There are currently no tests: there really need to be. Before any real release, there will be tests.

The public git repo for Štar only reflects major changes: the detailed history is not generally visible.

Štar is pronounced roughly ‘shtar’. The sources are UTF-8 encoded: you will need a unicode-competent system to load it. It’s time.

Much of the inspiration for Štar came from my friend Zyni: thanks to her for the inspiration behind it, actually making me write it and for many other things.

Štar is dedicated to her, and to Ian Anderson.

  1. This is one of the things that should be repaired in an imaginary future CL standard. 

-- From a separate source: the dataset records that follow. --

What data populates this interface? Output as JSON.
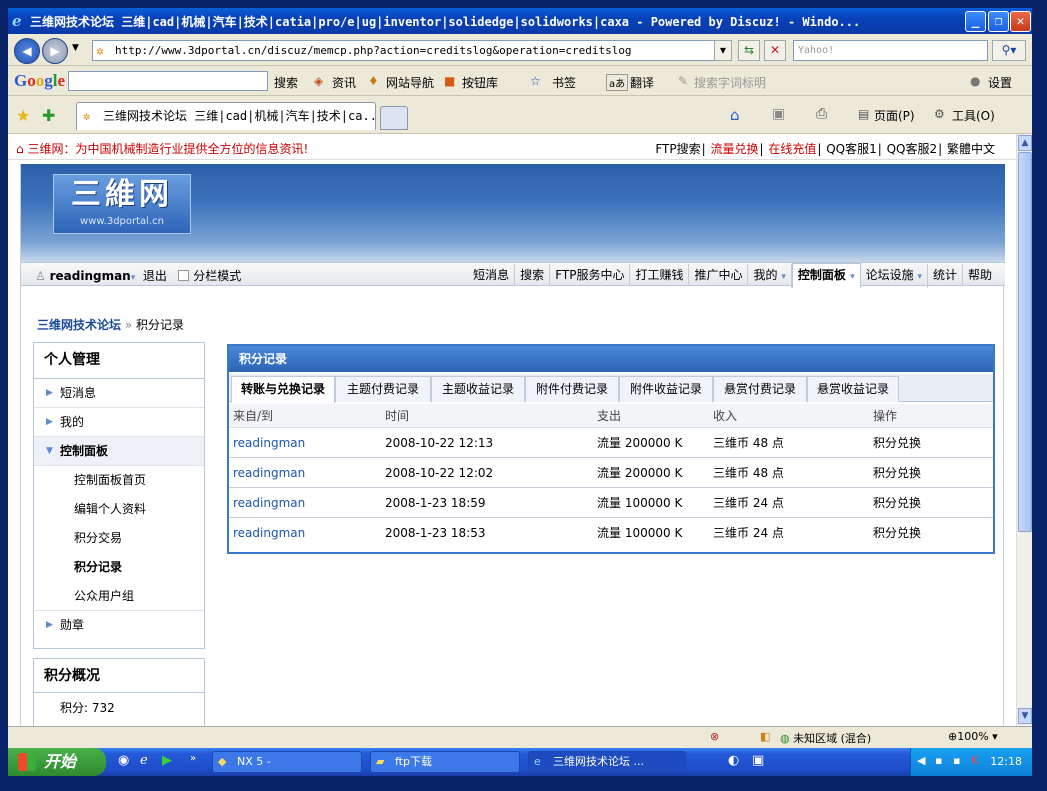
{
  "window": {
    "title": "三维网技术论坛 三维|cad|机械|汽车|技术|catia|pro/e|ug|inventor|solidedge|solidworks|caxa - Powered by Discuz! - Windo..."
  },
  "browser": {
    "address": "http://www.3dportal.cn/discuz/memcp.php?action=creditslog&operation=creditslog",
    "search_placeholder": "Yahoo!",
    "google_toolbar": {
      "logo": "Google",
      "search_label": "搜索",
      "news_label": "资讯",
      "nav_label": "网站导航",
      "buttons_label": "按钮库",
      "bookmarks_label": "书签",
      "translate_label": "翻译",
      "highlight_label": "搜索字词标明",
      "settings_label": "设置"
    },
    "tab_title": "三维网技术论坛 三维|cad|机械|汽车|技术|ca...",
    "page_menu": "页面(P)",
    "tools_menu": "工具(O)"
  },
  "site": {
    "slogan": "三维网：为中国机械制造行业提供全方位的信息资讯!",
    "top_links": [
      "FTP搜索",
      "流量兑换",
      "在线充值",
      "QQ客服1",
      "QQ客服2",
      "繁體中文"
    ],
    "logo_text": "三維网",
    "logo_url": "www.3dportal.cn"
  },
  "navbar": {
    "username": "readingman",
    "logout": "退出",
    "split_mode": "分栏模式",
    "menu": [
      "短消息",
      "搜索",
      "FTP服务中心",
      "打工赚钱",
      "推广中心",
      "我的",
      "控制面板",
      "论坛设施",
      "统计",
      "帮助"
    ],
    "active_menu": "控制面板"
  },
  "breadcrumb": {
    "home": "三维网技术论坛",
    "separator": "»",
    "current": "积分记录"
  },
  "sidebar": {
    "title": "个人管理",
    "items": [
      {
        "label": "短消息"
      },
      {
        "label": "我的"
      },
      {
        "label": "控制面板"
      }
    ],
    "subitems": [
      "控制面板首页",
      "编辑个人资料",
      "积分交易",
      "积分记录",
      "公众用户组"
    ],
    "medal": "勋章",
    "summary_title": "积分概况",
    "summary_value": "积分: 732"
  },
  "panel": {
    "title": "积分记录",
    "tabs": [
      "转账与兑换记录",
      "主题付费记录",
      "主题收益记录",
      "附件付费记录",
      "附件收益记录",
      "悬赏付费记录",
      "悬赏收益记录"
    ],
    "columns": [
      "来自/到",
      "时间",
      "支出",
      "收入",
      "操作"
    ],
    "rows": [
      {
        "from": "readingman",
        "time": "2008-10-22 12:13",
        "out": "流量  200000 K",
        "in": "三维币  48 点",
        "op": "积分兑换"
      },
      {
        "from": "readingman",
        "time": "2008-10-22 12:02",
        "out": "流量  200000 K",
        "in": "三维币  48 点",
        "op": "积分兑换"
      },
      {
        "from": "readingman",
        "time": "2008-1-23 18:59",
        "out": "流量  100000 K",
        "in": "三维币  24 点",
        "op": "积分兑换"
      },
      {
        "from": "readingman",
        "time": "2008-1-23 18:53",
        "out": "流量  100000 K",
        "in": "三维币  24 点",
        "op": "积分兑换"
      }
    ]
  },
  "statusbar": {
    "zone": "未知区域 (混合)",
    "zoom": "100%"
  },
  "taskbar": {
    "start": "开始",
    "buttons": [
      "NX 5 -",
      "ftp下载",
      "三维网技术论坛 ..."
    ],
    "clock": "12:18"
  },
  "colors": {
    "accent": "#3a78c8",
    "link": "#1a56b0",
    "slogan": "#cc0000"
  }
}
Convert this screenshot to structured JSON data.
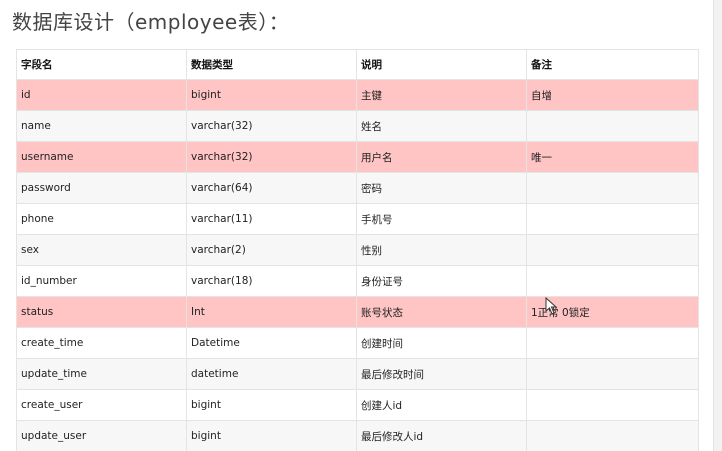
{
  "title": "数据库设计（employee表）：",
  "table": {
    "headers": [
      "字段名",
      "数据类型",
      "说明",
      "备注"
    ],
    "rows": [
      {
        "field": "id",
        "type": "bigint",
        "desc": "主键",
        "note": "自增",
        "highlight": true
      },
      {
        "field": "name",
        "type": "varchar(32)",
        "desc": "姓名",
        "note": "",
        "highlight": false
      },
      {
        "field": "username",
        "type": "varchar(32)",
        "desc": "用户名",
        "note": "唯一",
        "highlight": true
      },
      {
        "field": "password",
        "type": "varchar(64)",
        "desc": "密码",
        "note": "",
        "highlight": false
      },
      {
        "field": "phone",
        "type": "varchar(11)",
        "desc": "手机号",
        "note": "",
        "highlight": false
      },
      {
        "field": "sex",
        "type": "varchar(2)",
        "desc": "性别",
        "note": "",
        "highlight": false
      },
      {
        "field": "id_number",
        "type": "varchar(18)",
        "desc": "身份证号",
        "note": "",
        "highlight": false
      },
      {
        "field": "status",
        "type": "Int",
        "desc": "账号状态",
        "note": "1正常 0锁定",
        "highlight": true
      },
      {
        "field": "create_time",
        "type": "Datetime",
        "desc": "创建时间",
        "note": "",
        "highlight": false
      },
      {
        "field": "update_time",
        "type": "datetime",
        "desc": "最后修改时间",
        "note": "",
        "highlight": false
      },
      {
        "field": "create_user",
        "type": "bigint",
        "desc": "创建人id",
        "note": "",
        "highlight": false
      },
      {
        "field": "update_user",
        "type": "bigint",
        "desc": "最后修改人id",
        "note": "",
        "highlight": false
      }
    ]
  },
  "colors": {
    "highlight_row": "#ffc4c4",
    "stripe_row": "#f7f7f7",
    "border": "#e4e4e4"
  },
  "cursor_icon": "mouse-pointer-icon"
}
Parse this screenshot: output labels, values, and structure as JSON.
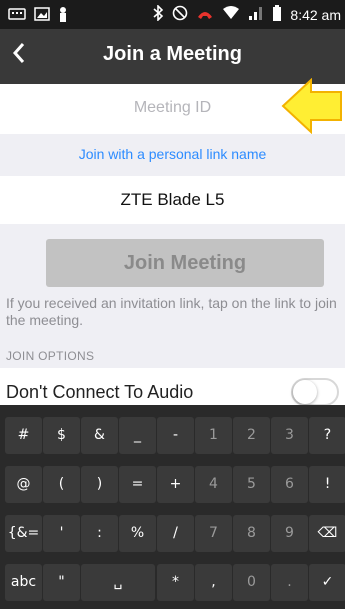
{
  "status": {
    "time": "8:42 am"
  },
  "header": {
    "title": "Join a Meeting",
    "back_icon": "chevron-left-icon"
  },
  "form": {
    "meeting_id_placeholder": "Meeting ID",
    "personal_link": "Join with a personal link name",
    "device_name": "ZTE Blade L5",
    "join_button": "Join Meeting",
    "hint": "If you received an invitation link, tap on the link to join the meeting."
  },
  "options": {
    "section_label": "JOIN OPTIONS",
    "audio_label": "Don't Connect To Audio",
    "audio_toggle_on": false
  },
  "keyboard": {
    "row1": [
      "#",
      "$",
      "&",
      "_",
      "-",
      "1",
      "2",
      "3",
      "?"
    ],
    "row2": [
      "@",
      "(",
      ")",
      "=",
      "+",
      "4",
      "5",
      "6",
      "!"
    ],
    "row3": [
      "{&=",
      "'",
      ":",
      "%",
      "/",
      "7",
      "8",
      "9",
      "⌫"
    ],
    "row4": [
      "abc",
      "\"",
      "␣",
      "*",
      ",",
      "0",
      ".",
      "✓"
    ]
  },
  "colors": {
    "accent": "#2d8cff",
    "arrow": "#ffee33",
    "arrow_outline": "#f3b200"
  }
}
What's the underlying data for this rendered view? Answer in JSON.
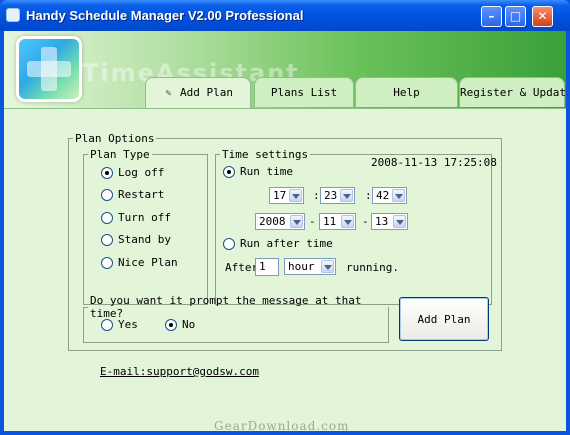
{
  "window": {
    "title": "Handy Schedule Manager V2.00 Professional",
    "controls": {
      "minimize": "–",
      "maximize": "□",
      "close": "✕"
    }
  },
  "banner": {
    "watermark": "TimeAssistant"
  },
  "tabs": [
    {
      "label": "Add Plan",
      "active": true,
      "icon": "pencil-icon"
    },
    {
      "label": "Plans List",
      "active": false
    },
    {
      "label": "Help",
      "active": false
    },
    {
      "label": "Register & Update",
      "active": false
    }
  ],
  "plan_options": {
    "legend": "Plan Options",
    "plan_type": {
      "legend": "Plan Type",
      "options": [
        {
          "label": "Log off",
          "selected": true
        },
        {
          "label": "Restart",
          "selected": false
        },
        {
          "label": "Turn off",
          "selected": false
        },
        {
          "label": "Stand by",
          "selected": false
        },
        {
          "label": "Nice Plan",
          "selected": false
        }
      ]
    },
    "time_settings": {
      "legend": "Time settings",
      "current_datetime": "2008-11-13 17:25:08",
      "run_time_label": "Run time",
      "run_time_selected": true,
      "hour": "17",
      "minute": "23",
      "second": "42",
      "time_sep": ":",
      "year": "2008",
      "month": "11",
      "day": "13",
      "date_sep": "-",
      "run_after_label": "Run after time",
      "run_after_selected": false,
      "after_label": "After",
      "after_value": "1",
      "after_unit": "hour",
      "running_label": "running."
    },
    "prompt": {
      "legend": "Do you want it prompt the message at that time?",
      "yes_label": "Yes",
      "yes_selected": false,
      "no_label": "No",
      "no_selected": true
    },
    "add_plan_button": "Add Plan"
  },
  "email": "E-mail:support@godsw.com",
  "credit": "GearDownload.com",
  "colors": {
    "title_bar": "#0052e0",
    "client_bg": "#e2f5d9",
    "banner_green": "#3aa038"
  }
}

  2. Downward macro hygiene problems happen when a macro binds variables which it should not. This is avoidable by using gensyms for names. Upward macro hygiene problems happen when a macro makes assumptions that a function or variable is what it thinks it is, and has not been locally rebound above it. This is not avoidable in CL. It is almost never a problem (and never a problem for symbols in the CL package).

    Upward macro hygiene problems almost never matter: downward ones often do.